Foundation for Science and Technology, I.P. - Scientific Employment Stimulus

Main research unit

Centre for History of the University of Lisbon

Main institution

School of Arts and Humanities of the University of Lisbon​

​​Principal investigator

Ana T. Valdez (CH-ULisboa)

Partner Research Groups & Institutions

Cultures of Knowledge (Oxford); EMLO (Oxford); Apocalypse Now: Apocalyptic Reception and Impact Throughout History (SBL); VU University Amsterdam; Yale University; James Madison University; Ludwig-Maximilians-Universität München; University of Oxford

 

 

Questions tied to eschatological expectations, in particular, those of messianic and apocalyptic character focusing on the end of this world and its replacement by a new one have become more common since the events of 9/11 and gained new strength following the recent attacks in Europe. Hence, the importance of religion. If the religious difference is used to justify violence, crises, and terrorism, underlining the clash between East and West, then answers are fundamental. Understanding how eschatological expectations may have been at the basis of the formation of networks assembling people from different creeds and races as early as the 17th century and how those mechanisms worked is fundamental today to comprehend how similar networks and movements take shape in our time.
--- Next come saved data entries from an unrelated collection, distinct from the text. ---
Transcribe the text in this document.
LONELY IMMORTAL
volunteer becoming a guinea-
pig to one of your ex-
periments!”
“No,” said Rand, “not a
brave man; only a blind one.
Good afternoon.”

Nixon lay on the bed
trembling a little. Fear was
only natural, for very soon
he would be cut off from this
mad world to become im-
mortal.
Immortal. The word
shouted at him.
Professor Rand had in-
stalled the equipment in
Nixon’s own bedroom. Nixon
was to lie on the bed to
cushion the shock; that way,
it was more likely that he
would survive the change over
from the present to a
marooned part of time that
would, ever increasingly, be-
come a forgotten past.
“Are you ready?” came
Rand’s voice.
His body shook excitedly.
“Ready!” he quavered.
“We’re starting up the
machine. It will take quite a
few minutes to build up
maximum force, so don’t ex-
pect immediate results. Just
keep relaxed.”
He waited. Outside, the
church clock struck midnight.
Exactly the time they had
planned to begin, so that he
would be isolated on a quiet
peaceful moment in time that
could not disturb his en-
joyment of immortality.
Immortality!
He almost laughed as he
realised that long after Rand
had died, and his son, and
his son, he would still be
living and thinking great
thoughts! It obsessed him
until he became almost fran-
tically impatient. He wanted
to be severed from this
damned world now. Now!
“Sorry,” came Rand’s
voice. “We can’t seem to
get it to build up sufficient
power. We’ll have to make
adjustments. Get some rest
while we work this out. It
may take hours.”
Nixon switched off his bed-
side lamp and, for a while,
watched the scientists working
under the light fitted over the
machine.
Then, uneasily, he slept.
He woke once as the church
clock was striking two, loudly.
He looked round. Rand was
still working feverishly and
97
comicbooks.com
This project is twofold, in the sense that will use information regarding the circulation of ideas of apocalyptic nature in the 17th century, and apply its patterns to the spreading of eschatological expectations in the 21st century.
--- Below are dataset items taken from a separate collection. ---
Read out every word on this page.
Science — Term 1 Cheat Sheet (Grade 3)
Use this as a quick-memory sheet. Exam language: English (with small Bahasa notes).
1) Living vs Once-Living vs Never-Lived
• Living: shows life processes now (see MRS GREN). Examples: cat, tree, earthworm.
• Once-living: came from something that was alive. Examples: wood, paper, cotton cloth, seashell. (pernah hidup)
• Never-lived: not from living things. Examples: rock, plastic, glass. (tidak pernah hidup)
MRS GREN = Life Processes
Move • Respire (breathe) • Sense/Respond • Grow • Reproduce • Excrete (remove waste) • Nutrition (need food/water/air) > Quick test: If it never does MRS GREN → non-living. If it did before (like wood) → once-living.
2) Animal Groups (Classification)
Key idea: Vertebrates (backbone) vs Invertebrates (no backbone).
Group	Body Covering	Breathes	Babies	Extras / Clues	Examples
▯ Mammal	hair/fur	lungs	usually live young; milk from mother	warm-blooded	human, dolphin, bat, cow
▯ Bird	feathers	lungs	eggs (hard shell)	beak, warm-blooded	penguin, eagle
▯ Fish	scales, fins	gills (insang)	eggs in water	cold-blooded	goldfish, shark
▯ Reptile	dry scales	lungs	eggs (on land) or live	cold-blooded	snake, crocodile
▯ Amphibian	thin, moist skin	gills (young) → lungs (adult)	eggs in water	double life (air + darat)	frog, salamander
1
In the first phase, it aims to scrutinize the history of religious tolerance and the processes of toleration in tandem with eschatological expectations observed in the 17th-century Atlantic basin. Its central questions are: 1) whether there was circulation of eschatological ideas in the space of the Atlantic in the 17th century; 2) whether ideas of an eschatological tone influenced the development of European Atlantic imperial projects; 3) whether the Augustinian view on tolerance as the lesser evil changed dramatically within the early modern period; and above all, 4) whether the fact that eschatological ideas, shared by Catholics, Jews, and Protestants, promoted religious tolerance in a time when Europe was going through some of the fiercest wars of religion, leading to the creation of networks of individuals and contesting the traditional divides. Thus, the goal is to observe the processes of circulation of ideas of an eschatological nature between Europe and the Americas, and how eschatologically-driven networks were created and developed by Catholics, Jews, and Protestants without being disintegrated by the intensity of the religious conflict.

​In its second phase, this research aims to use the mapping of the early-modern Atlantic eschatological networks to applying such knowledge to create an interdisciplinary think tank based in Lisbon to discuss eschatological expectations in connection to the present escalation of religious violence. Thus, the creation of a Research Unit within the aegis of the Society for Biblical Studies that will discuss these topics from an interdisciplinary perspective, and lead to the creation of a peer-reviewed series on these topics with an internationally established academic publisher.